Sullivan enjoys that the show is a bit of a twist on the procedural and says we’ll be rewarded at the end of this journey with the family. “They’re investigating at the same pace or even slightly ahead of the police. They’re not passive participants at all. That’s what makes it so interesting and different,” she says. “The pace that the show has set is fast and a lot has happened and it continues that way but ramps up even more so. [The] ending is going to be very, very satisfying for anyone who’s watched the story.”

If you recognize Sullivan but can’t quite place her, there’s a good reason. She appears regularly in film (The Birdwatcher, Sisters & Brothers, Mothers & Fathers) and TV (The Man in the High Castle, Rookie Blue, Intelligence) projects, and has been awarded with Gemini nominations and Leo statues for her work. She loves being able to jump between both mediums.

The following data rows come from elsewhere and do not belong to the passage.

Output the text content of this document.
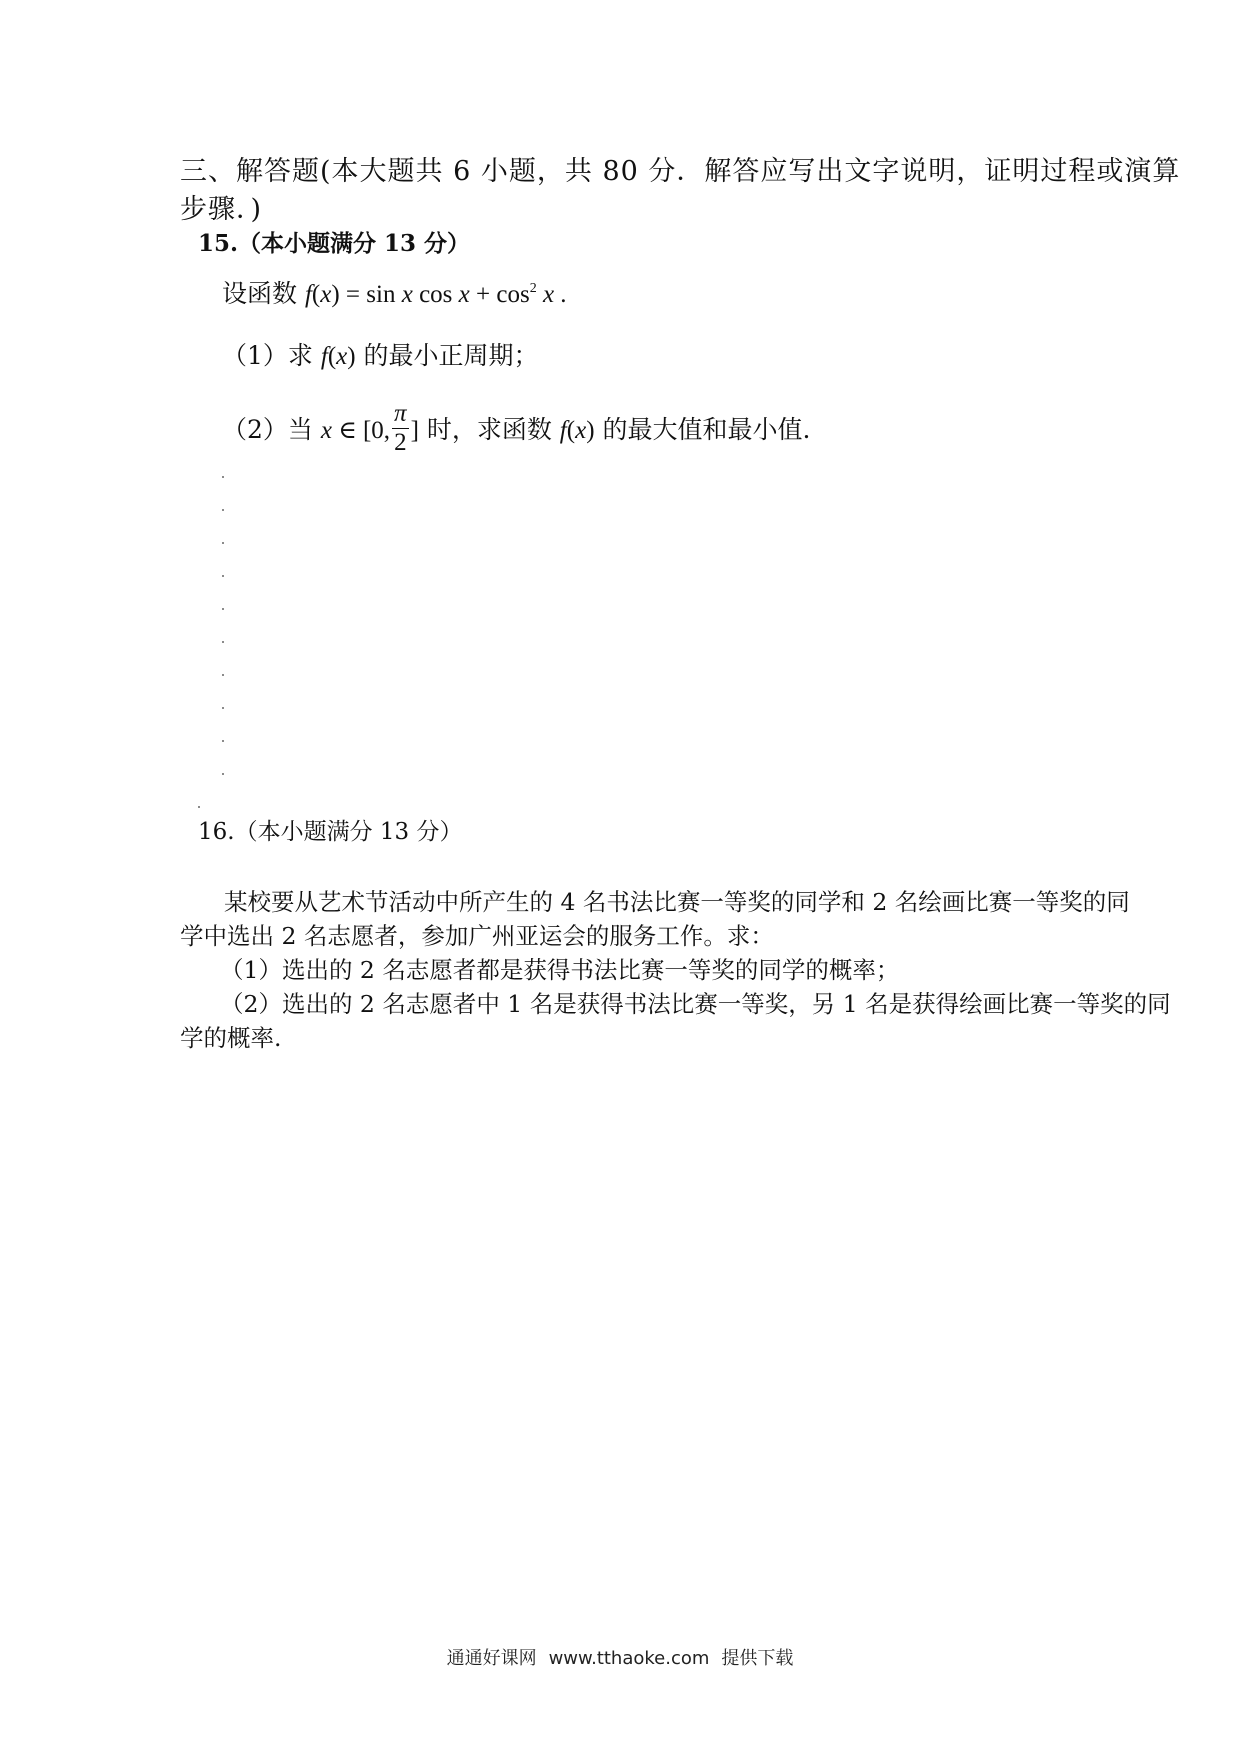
三、解答题(本大题共 6 小题，共 80 分．解答应写出文字说明，证明过程或演算
步骤．)
15.（本小题满分 13 分）
设函数 f(x) = sin x $\cos x + \cos^2 x$ .
（1）求 f(x) 的最小正周期；
（2）当 x ∈ [0, $\frac{\pi}{2}$ ] 时，求函数 f(x) 的最大值和最小值.
16.（本小题满分 13 分）
某校要从艺术节活动中所产生的 4 名书法比赛一等奖的同学和 2 名绘画比赛一等奖的同
学中选出 2 名志愿者，参加广州亚运会的服务工作。求：
（1）选出的 2 名志愿者都是获得书法比赛一等奖的同学的概率；
（2）选出的 2 名志愿者中 1 名是获得书法比赛一等奖，另 1 名是获得绘画比赛一等奖的同
学的概率.
通通好课网 www.tthaoke.com 提供下载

“I feel really fortunate that I get to do both,” she shares. “When I work in TV for a while, I’m like, ‘This is great, I love doing this.’ Then, after a while, I want to do something else. There’s something fun about doing a movie and doing something fast and dirty and then getting out.”

The Disappearance airs Sunday at 9pm ET/PT on CTV. You can watch the first three episodes online now at CTV’s website. In case you missed it, our exclusive interview with Peter Stebbings, who directs the entire series, is here.

Here’s the formal logline for Episode 4: Susan and Charles focus their investigation on Stephen Price – their main suspect in Anthony’s disappearance. Still driven to pursue his own investigation but confined to a hospital bed, Henry confides in Fred, Catherine’s patient. While Luke is convinced that his father’s past is connected to his son’s case, the discovery of a new clue becomes a turning point for the investigation.

Update July 2019: The series is now airing in the US at midnight ET/11 pm CT Tuesday nights on WGN America. You can also stream the episodes on the network’s website.